Nelle registrazioni video, che Paola compie anche per studiare i movimenti e inquadrarli in prospettive precise, avviene uno scarto: la distanza dalle cose si rende visibile e ognuno individua il coordinamento ritmico che guida questi “teatri viventi”. E’ un passaggio molto interessante che da un lato ci fa capire il movimento percettivo della realtà, dall’altro mette in scena la decisione necessaria perchè un’immagine acquisti quella specifica figura e non un’altra. L’etimologia della parola decisione deriva dal latino, de-caedere, che significa appunto “tagliare,”, e nelle sue performance c’è sempre un momento in cui le cose si rompono, cadono, tagliano la composizione. Inoltre in queste documentazioni video appare il “canovaccio testuale” che sta a monte della performance, che a sua volta fa di questa documentazione un autonomo testo visivo e prospettico e non solo un sistema per ricordare ciò che è avvenuto.
Nella performance Tapis-à-porter l’oggetto preso a testo ha valenze che coinvolgono una particolare idea architettonica. Il tappeto è di per sè metafora di un testo dove trama e ordito creano un intreccio (textum), che nella sua variante tectum acquista il significato di tetto.
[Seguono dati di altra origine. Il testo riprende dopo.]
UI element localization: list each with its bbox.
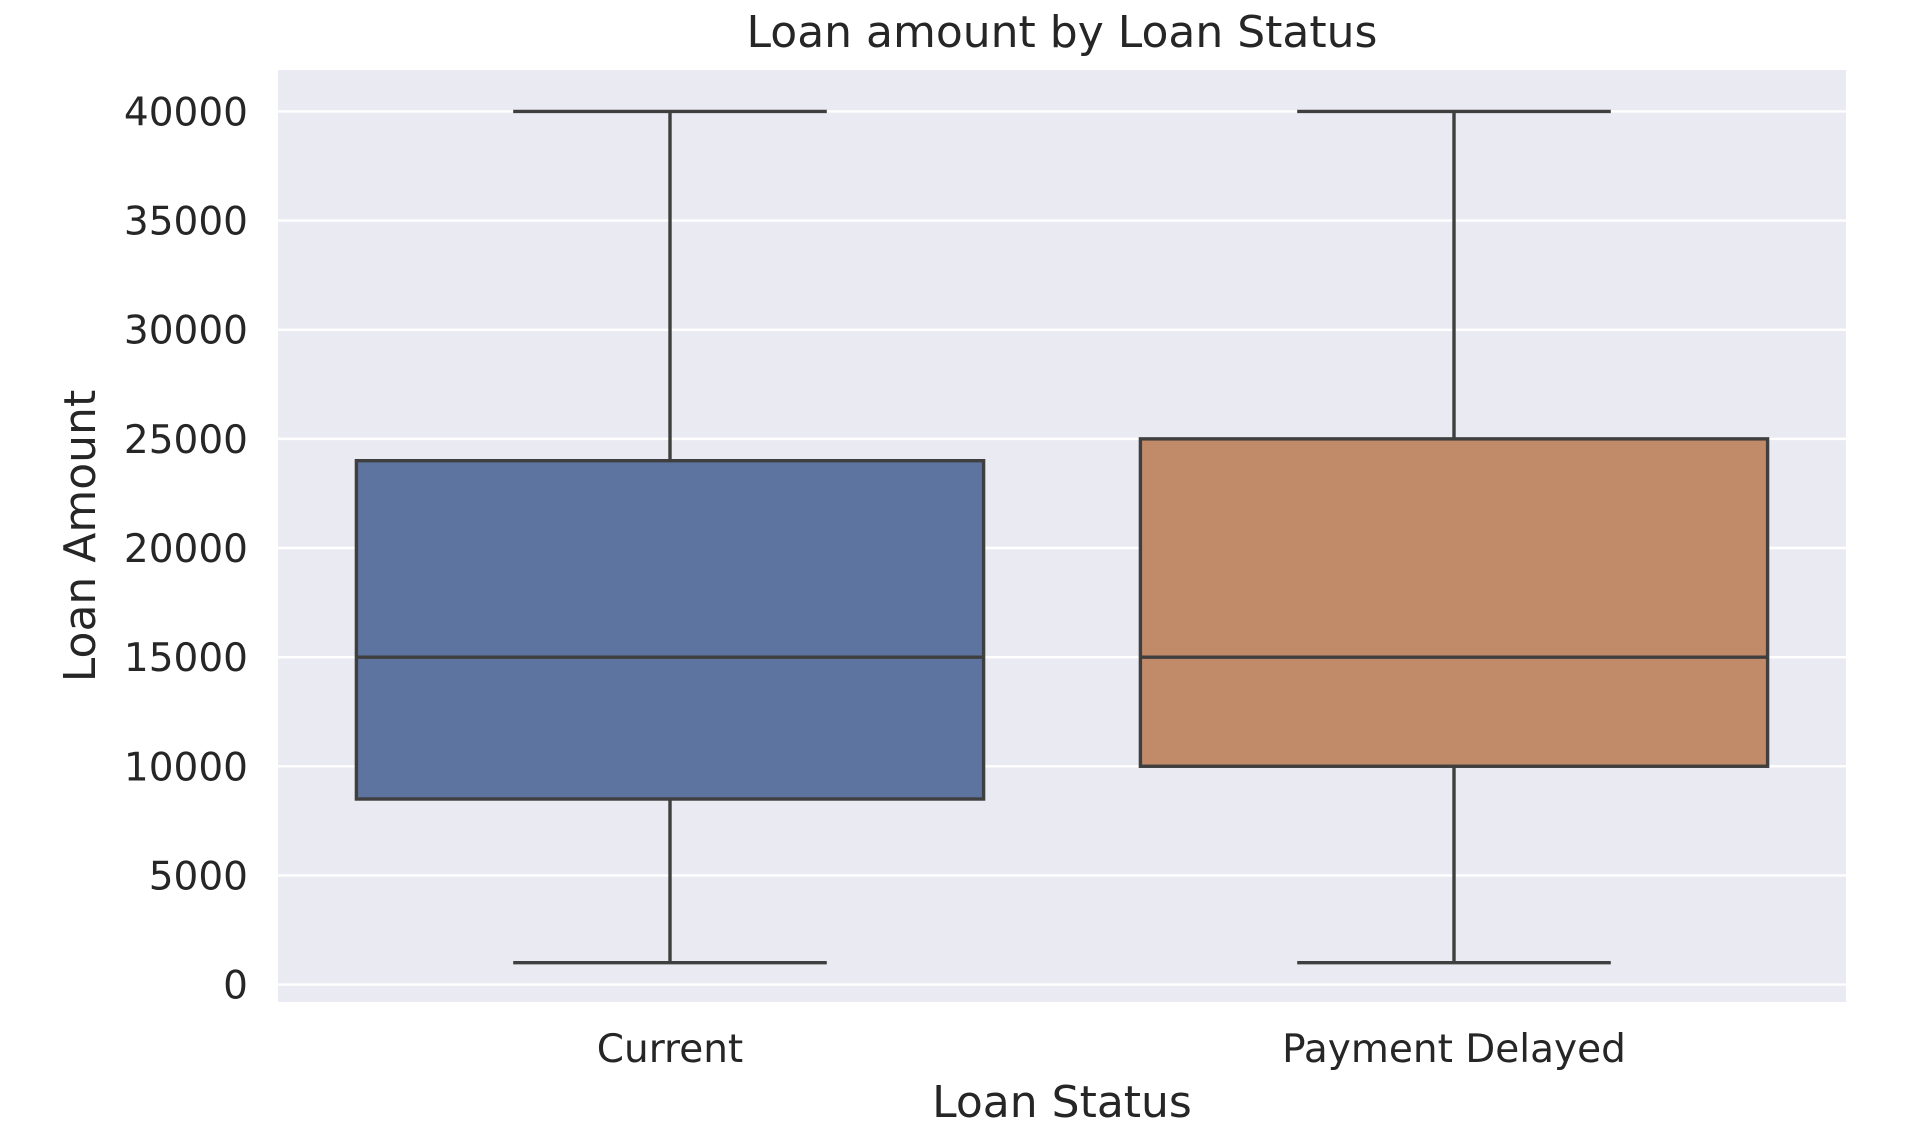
box-current	[354, 109, 986, 965]
box-body	[354, 458, 986, 801]
y-tick-label: 40000	[124, 90, 248, 135]
y-tick-label: 35000	[124, 200, 248, 245]
boxes-layer	[354, 109, 1770, 965]
box-body	[1138, 437, 1770, 768]
y-tick-label: 15000	[124, 636, 248, 681]
y-tick-label: 25000	[124, 418, 248, 463]
x-tick-labels: Current Payment Delayed	[597, 1027, 1626, 1072]
x-tick-label: Current	[597, 1027, 743, 1072]
y-tick-label: 0	[223, 964, 248, 1009]
y-tick-label: 10000	[124, 745, 248, 790]
y-tick-labels: 0 5000 10000 15000 20000 25000 30000 35000 40000	[124, 90, 248, 1008]
y-axis-label: Loan Amount	[55, 390, 106, 682]
box-payment-delayed	[1138, 109, 1770, 965]
chart-title: Loan amount by Loan Status	[747, 7, 1378, 58]
y-tick-label: 5000	[149, 854, 248, 899]
x-axis-label: Loan Status	[932, 1077, 1192, 1128]
y-tick-label: 20000	[124, 527, 248, 572]
x-tick-label: Payment Delayed	[1282, 1027, 1626, 1072]
y-tick-label: 30000	[124, 309, 248, 354]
La costruzione testuale e quella architettonica trovano dunque una parentela che è metafora dell’abitare umano, costituito di parole, pensieri, case, suolo e cielo. Il tappeto ne è da un lato un ornamento, dall’altro una protezione, esattamente come lo sono le parole che si intrecciano in un testo, i fili che compongono trama e ordito, le travi e le tegole che servono per costruire il tetto.
Dalla performance Tapis-à-porter emerge la visione di un’architettura organica rappresentata dal tappeto, cioè l’oggetto simbolo di una delle primarie produzioni umane: tessere. Il fatto che Paola predisponga un dispositivo per cui dei ginnasti lo usano, lo indossano, lo muovono evidenzia una necessità ancora poco indagata, ma molto necessaria, che è quella di iniziare a pensare all’architettura come a un gesto che interviene nell’affollamento di oggetti, edifici, macchine, mettendo in essere attività di de-costruzione, suggerendo pratiche che liberano il territorio, che tagliano l’eccesso di oggetti a favore di attività in grado di mettere a punto un diverso sistema di relazione tra i corpi e le prospettive in cui avvengono le azioni umane.
Non si tratta di ritornare a una mitica origine delle capanne, ma a una condizione dove invece di aggiungere oggetti, si possa sostituire al tapis roulant della produzione incessante un’idea di tapis-à-porter in cui ognuno possa individuare la “prospettiva personale” e collettiva dove gli oggetti necessari alla vita entrano in rapporto con chi li utilizza e, per eccesso, si possano pensare come elementi indossabili e quindi inscindibili dal proprio corpo.
Non riguarda una semplice riduzione dei consumi, ma un concetto diverso di utilizzo delle risorse naturali e degli oggetti che hanno modificato radicalmente la vita quotidiana, anche se in modo molto dispari rispetto alla distribuzione degli abitanti del pianeta. Perchè questo succeda non bastano le buone intenzioni o i momenti di crisi effettiva come l’assenza di petrolio, servono invenzioni a tutto campo, anche nell’arte. Paola Anzichè ci propone la metafora di un tappeto che non ha proprietà magiche, ma che, nel ricordare l’atteggiamento nomadico che affonda nella storia delle civiltà, propone un pensiero (textum) e un’architettura (tectum) che tendono a tagliare gli oggetti destinati a diventare obsoleti e che affollano il suolo del mondo in modo insostenibile.